文档编写目的
目前各个企业都在利用Hadoop大数据平台,每天都会通过ETL产生大量的文件到hdfs上,如何有效的去监测数据的有效性,防止数据的无限增长导致物理资源跟不上节奏,我们必须控制成本,让有限的资源发挥大数据的极致功能。
本文介绍如何去分析hdfs上的文件变化情况,以及老生常谈的小文件的监控情况的一种实现方式。
实现方式说明
本次分析方案有两种:
- 利用hdfs的api文档,通过hdfs实例的listStatus方法递归出hdfs上所有的文件及目录的具体情况,包括path、ower、size等重要属性。

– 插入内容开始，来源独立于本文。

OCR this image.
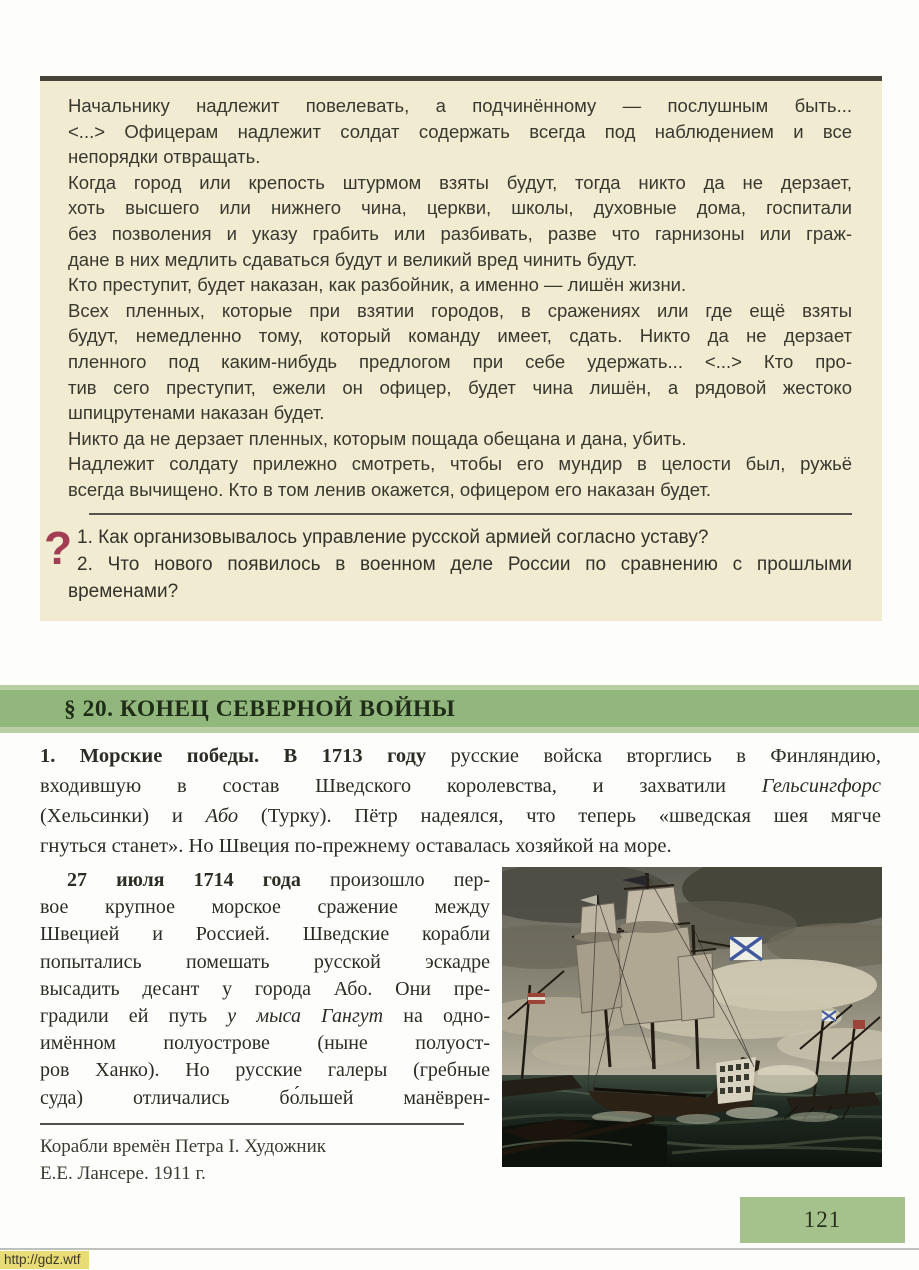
Начальнику надлежит повелевать, а подчинённому — послушным быть...
<...> Офицерам надлежит солдат содержать всегда под наблюдением и все
непорядки отвращать.
Когда город или крепость штурмом взяты будут, тогда никто да не дерзает,
хоть высшего или нижнего чина, церкви, школы, духовные дома, госпитали
без позволения и указу грабить или разбивать, разве что гарнизоны или граж-
дане в них медлить сдаваться будут и великий вред чинить будут.
Кто преступит, будет наказан, как разбойник, а именно — лишён жизни.
Всех пленных, которые при взятии городов, в сражениях или где ещё взяты
будут, немедленно тому, который команду имеет, сдать. Никто да не дерзает
пленного под каким-нибудь предлогом при себе удержать... <...> Кто про-
тив сего преступит, ежели он офицер, будет чина лишён, а рядовой жестоко
шпицрутенами наказан будет.
Никто да не дерзает пленных, которым пощада обещана и дана, убить.
Надлежит солдату прилежно смотреть, чтобы его мундир в целости был, ружьё
всегда вычищено. Кто в том ленив окажется, офицером его наказан будет.
? 1. Как организовывалось управление русской армией согласно уставу?
2. Что нового появилось в военном деле России по сравнению с прошлыми
временами?
§ 20. КОНЕЦ СЕВЕРНОЙ ВОЙНЫ
1. Морские победы. В 1713 году русские войска вторглись в Финляндию,
входившую в состав Шведского королевства, и захватили Гельсингфорс
(Хельсинки) и Або (Турку). Пётр надеялся, что теперь «шведская шея мягче
гнуться станет». Но Швеция по-прежнему оставалась хозяйкой на море.
27 июля 1714 года произошло пер-
вое крупное морское сражение между
Швецией и Россией. Шведские корабли
попытались помешать русской эскадре
высадить десант у города Або. Они пре-
градили ей путь у мыса Гангут на одно-
имённом полуострове (ныне полуост-
ров Ханко). Но русские галеры (гребные
суда) отличались бо́льшей манёврен-
Корабли времён Петра I. Художник
Е.Е. Лансере. 1911 г.
121
http://gdz.wtf
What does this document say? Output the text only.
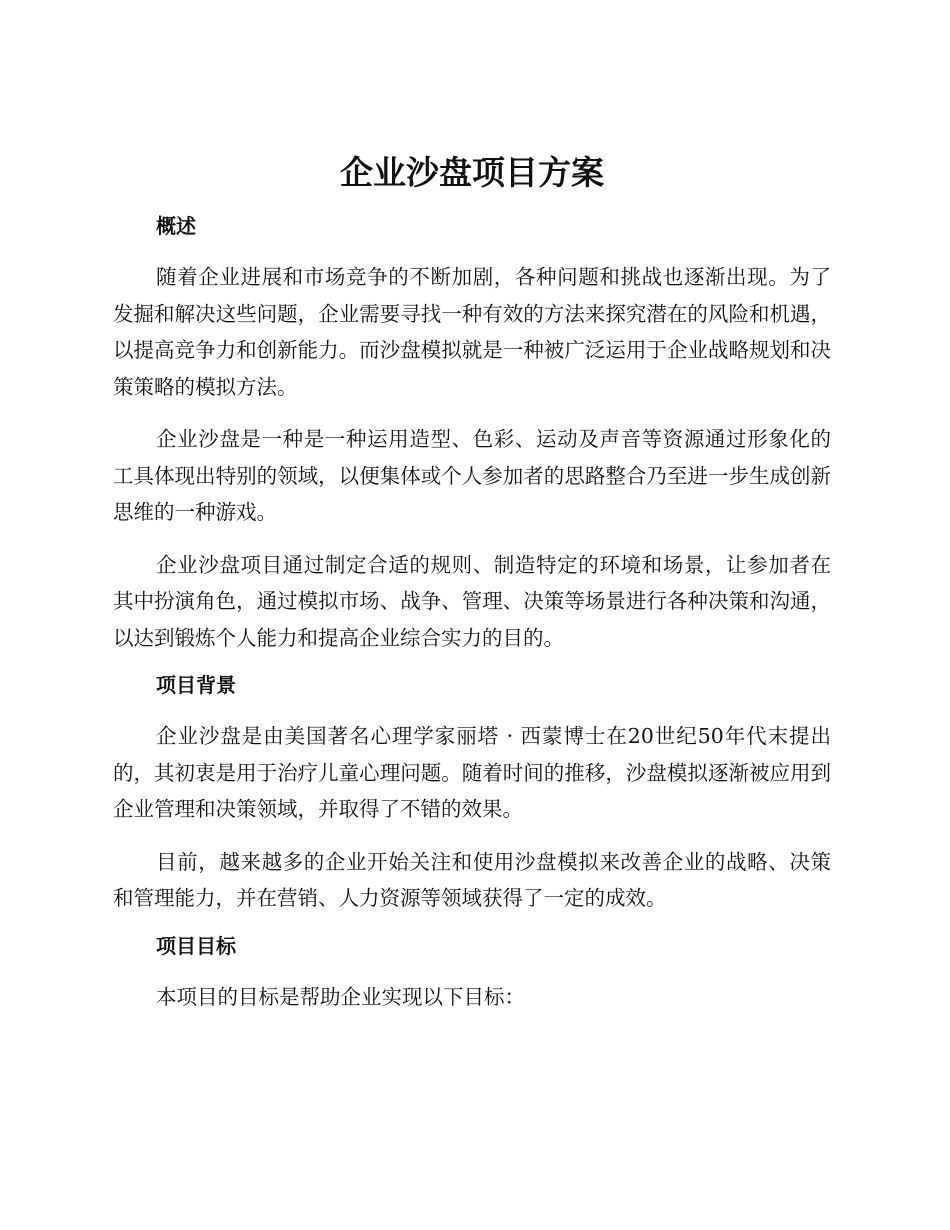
企业沙盘项目方案
概述

随着企业进展和市场竞争的不断加剧，各种问题和挑战也逐渐出现。为了发掘和解决这些问题，企业需要寻找一种有效的方法来探究潜在的风险和机遇，以提高竞争力和创新能力。而沙盘模拟就是一种被广泛运用于企业战略规划和决策策略的模拟方法。

企业沙盘是一种是一种运用造型、色彩、运动及声音等资源通过形象化的工具体现出特别的领域，以便集体或个人参加者的思路整合乃至进一步生成创新思维的一种游戏。

企业沙盘项目通过制定合适的规则、制造特定的环境和场景，让参加者在其中扮演角色，通过模拟市场、战争、管理、决策等场景进行各种决策和沟通，以达到锻炼个人能力和提高企业综合实力的目的。

项目背景

企业沙盘是由美国著名心理学家丽塔 · 西蒙博士在20世纪50年代末提出的，其初衷是用于治疗儿童心理问题。随着时间的推移，沙盘模拟逐渐被应用到企业管理和决策领域，并取得了不错的效果。

目前，越来越多的企业开始关注和使用沙盘模拟来改善企业的战略、决策和管理能力，并在营销、人力资源等领域获得了一定的成效。

项目目标

本项目的目标是帮助企业实现以下目标：
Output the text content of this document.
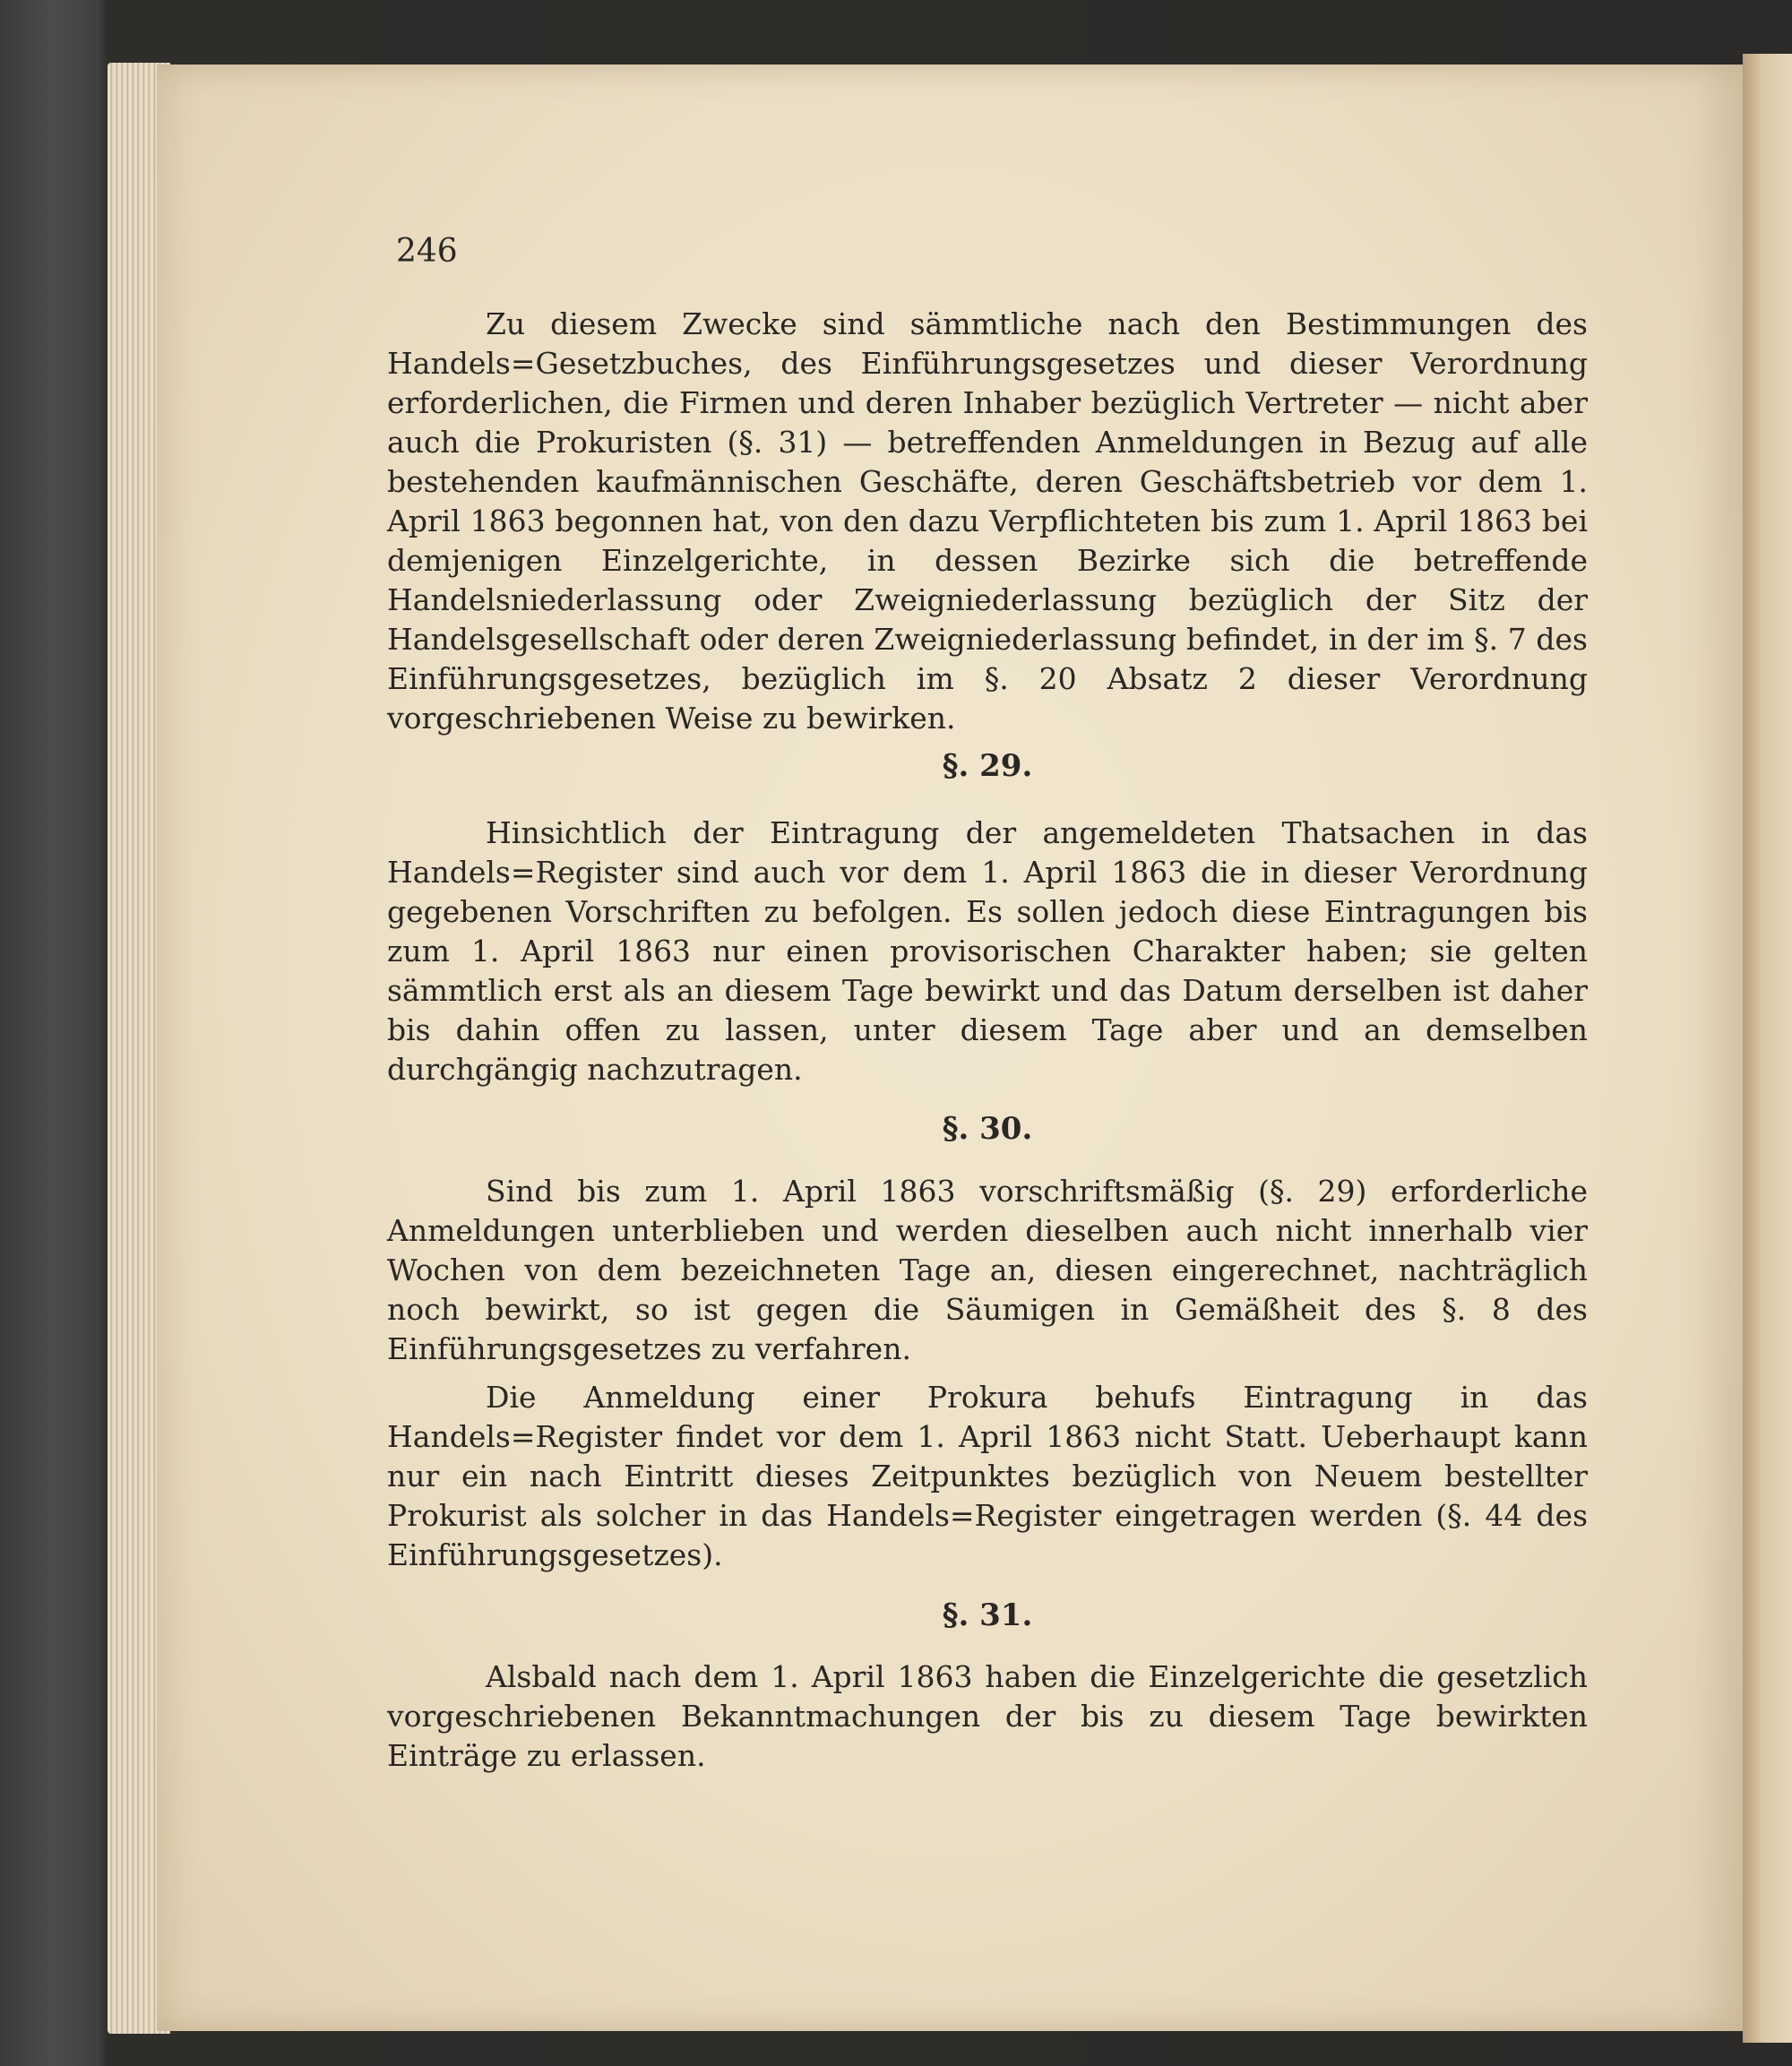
246

Zu diesem Zwecke sind sämmtliche nach den Bestimmungen des Handels=Gesetzbuches, des Einführungsgesetzes und dieser Verordnung erforderlichen, die Firmen und deren Inhaber bezüglich Vertreter — nicht aber auch die Prokuristen (§. 31) — betreffenden Anmeldungen in Bezug auf alle bestehenden kaufmännischen Geschäfte, deren Geschäftsbetrieb vor dem 1. April 1863 begonnen hat, von den dazu Verpflichteten bis zum 1. April 1863 bei demjenigen Einzelgerichte, in dessen Bezirke sich die betreffende Handelsniederlassung oder Zweigniederlassung bezüglich der Sitz der Handelsgesellschaft oder deren Zweigniederlassung befindet, in der im §. 7 des Einführungsgesetzes, bezüglich im §. 20 Absatz 2 dieser Verordnung vorgeschriebenen Weise zu bewirken.

§. 29.

Hinsichtlich der Eintragung der angemeldeten Thatsachen in das Handels=Register sind auch vor dem 1. April 1863 die in dieser Verordnung gegebenen Vorschriften zu befolgen. Es sollen jedoch diese Eintragungen bis zum 1. April 1863 nur einen provisorischen Charakter haben; sie gelten sämmtlich erst als an diesem Tage bewirkt und das Datum derselben ist daher bis dahin offen zu lassen, unter diesem Tage aber und an demselben durchgängig nachzutragen.

§. 30.

Sind bis zum 1. April 1863 vorschriftsmäßig (§. 29) erforderliche Anmeldungen unterblieben und werden dieselben auch nicht innerhalb vier Wochen von dem bezeichneten Tage an, diesen eingerechnet, nachträglich noch bewirkt, so ist gegen die Säumigen in Gemäßheit des §. 8 des Einführungsgesetzes zu verfahren.

Die Anmeldung einer Prokura behufs Eintragung in das Handels=Register findet vor dem 1. April 1863 nicht Statt. Ueberhaupt kann nur ein nach Eintritt dieses Zeitpunktes bezüglich von Neuem bestellter Prokurist als solcher in das Handels=Register eingetragen werden (§. 44 des Einführungsgesetzes).

§. 31.

Alsbald nach dem 1. April 1863 haben die Einzelgerichte die gesetzlich vorgeschriebenen Bekanntmachungen der bis zu diesem Tage bewirkten Einträge zu erlassen.
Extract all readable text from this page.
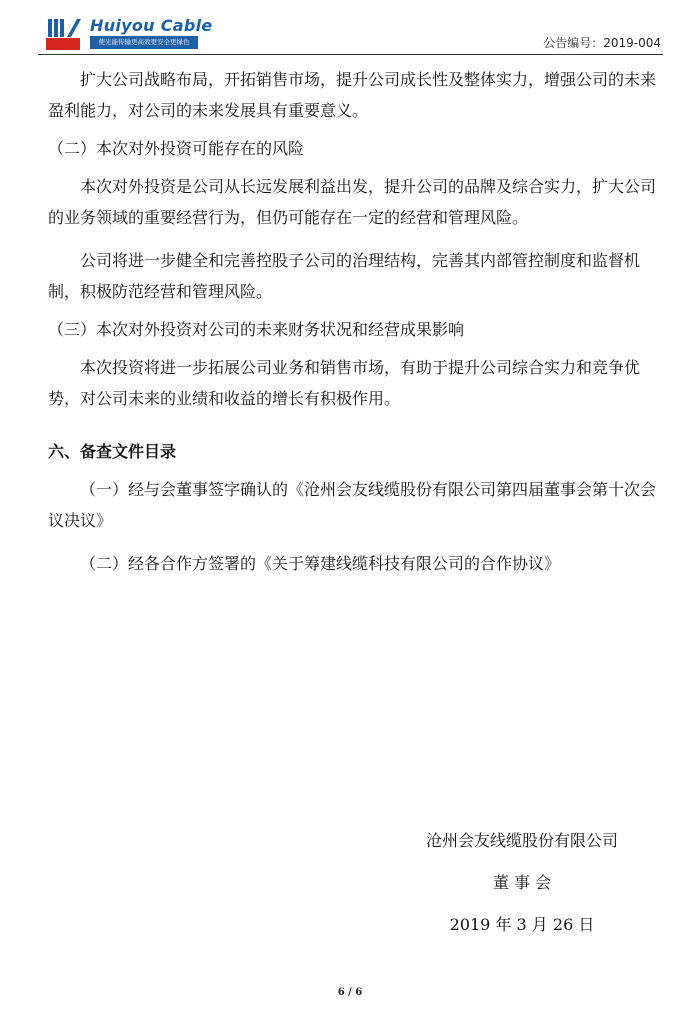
Huiyou Cable
使光能传输更高效更安全更绿色	公告编号：2019-004

扩大公司战略布局，开拓销售市场，提升公司成长性及整体实力，增强公司的未来盈利能力，对公司的未来发展具有重要意义。

（二）本次对外投资可能存在的风险

本次对外投资是公司从长远发展利益出发，提升公司的品牌及综合实力，扩大公司的业务领域的重要经营行为，但仍可能存在一定的经营和管理风险。

公司将进一步健全和完善控股子公司的治理结构，完善其内部管控制度和监督机制，积极防范经营和管理风险。

（三）本次对外投资对公司的未来财务状况和经营成果影响

本次投资将进一步拓展公司业务和销售市场，有助于提升公司综合实力和竞争优势，对公司未来的业绩和收益的增长有积极作用。

六、备查文件目录

（一）经与会董事签字确认的《沧州会友线缆股份有限公司第四届董事会第十次会议决议》

（二）经各合作方签署的《关于筹建线缆科技有限公司的合作协议》

沧州会友线缆股份有限公司
董 事 会
2019 年 3 月 26 日
6 / 6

然后将这些数据写到本地文件中,上传到hdfs上,然后在hive上建一个外表来映射这些数据,最后利用sql进行各种分析;
- 第二种方式主要是在获取源数据时跟第一种不同,这次采用的是hdfs自带的分析fsimage文件的命令hdfs oiv -i + fsimage文件 -o +输出文件 -p Delimited,该命令将fsimage文件解析成可阅读的csv文件,后续操作跟第一种一样都是上传到hdfs建外表用sql来分析各种指标。
代码讲解
第一种用java代码通过hdfs的api文档获取完整数据
源码
package com.mljr.hdfs;
import java.io.*;
import java.net.URI;
import org.apache.hadoop.conf.Configuration;
import org.apache.hadoop.fs.FileStatus;
import org.apache.hadoop.fs.FileSystem;
import org.apache.hadoop.fs.Path;
public class HdfsStatus {
public static void main(String[] args) {
FileSystem hdfs = null;
try{
Configuration config = new Configuration();
config.set("fs.default.name", "nameservice1");
hdfs = FileSystem.get(new URI("nameservice1"),//主节点ip或者hosts
config, "hdfs");
Path path = new Path("/");//这里定义从hdfs的根节点开始计算
String content_csv = "/tmp/content.csv";
long startTime=System.currentTimeMillis(); //获取开始时间
BufferedOutputStream out =new BufferedOutputStream(new FileOutputStream(new File(content_csv)));
iteratorShowFiles(hdfs, path,out);
out.close();
long endTime=System.currentTimeMillis(); //获取结束时间
long runTime = (endTime-startTime)/1000/60;
System.out.println("程序运行时间: "+runTime+"min");
}catch(Exception e){
e.printStackTrace();
}finally{
if(hdfs != null){
try {
hdfs.closeAll();
} catch (Exception e) {
e.printStackTrace();
}
}
}
}
/**
*
* @param hdfs FileSystem 对象
* @param path 文件路径
*/
public static void iteratorShowFiles(FileSystem hdfs, Path path,BufferedOutputStream out){
String line = System.getProperty("line.separator");
try{
if(hdfs == null || path == null){
return;
}
//获取文件列表
FileStatus[] files = hdfs.listStatus(path);
//创建输出文件
//展示文件信息
for (int i = 0; i < files.length; i++) {
try{
if(files[i].isDirectory()){
String text = (files[i].getPath().toString().replace("hdfs://nameservice1","")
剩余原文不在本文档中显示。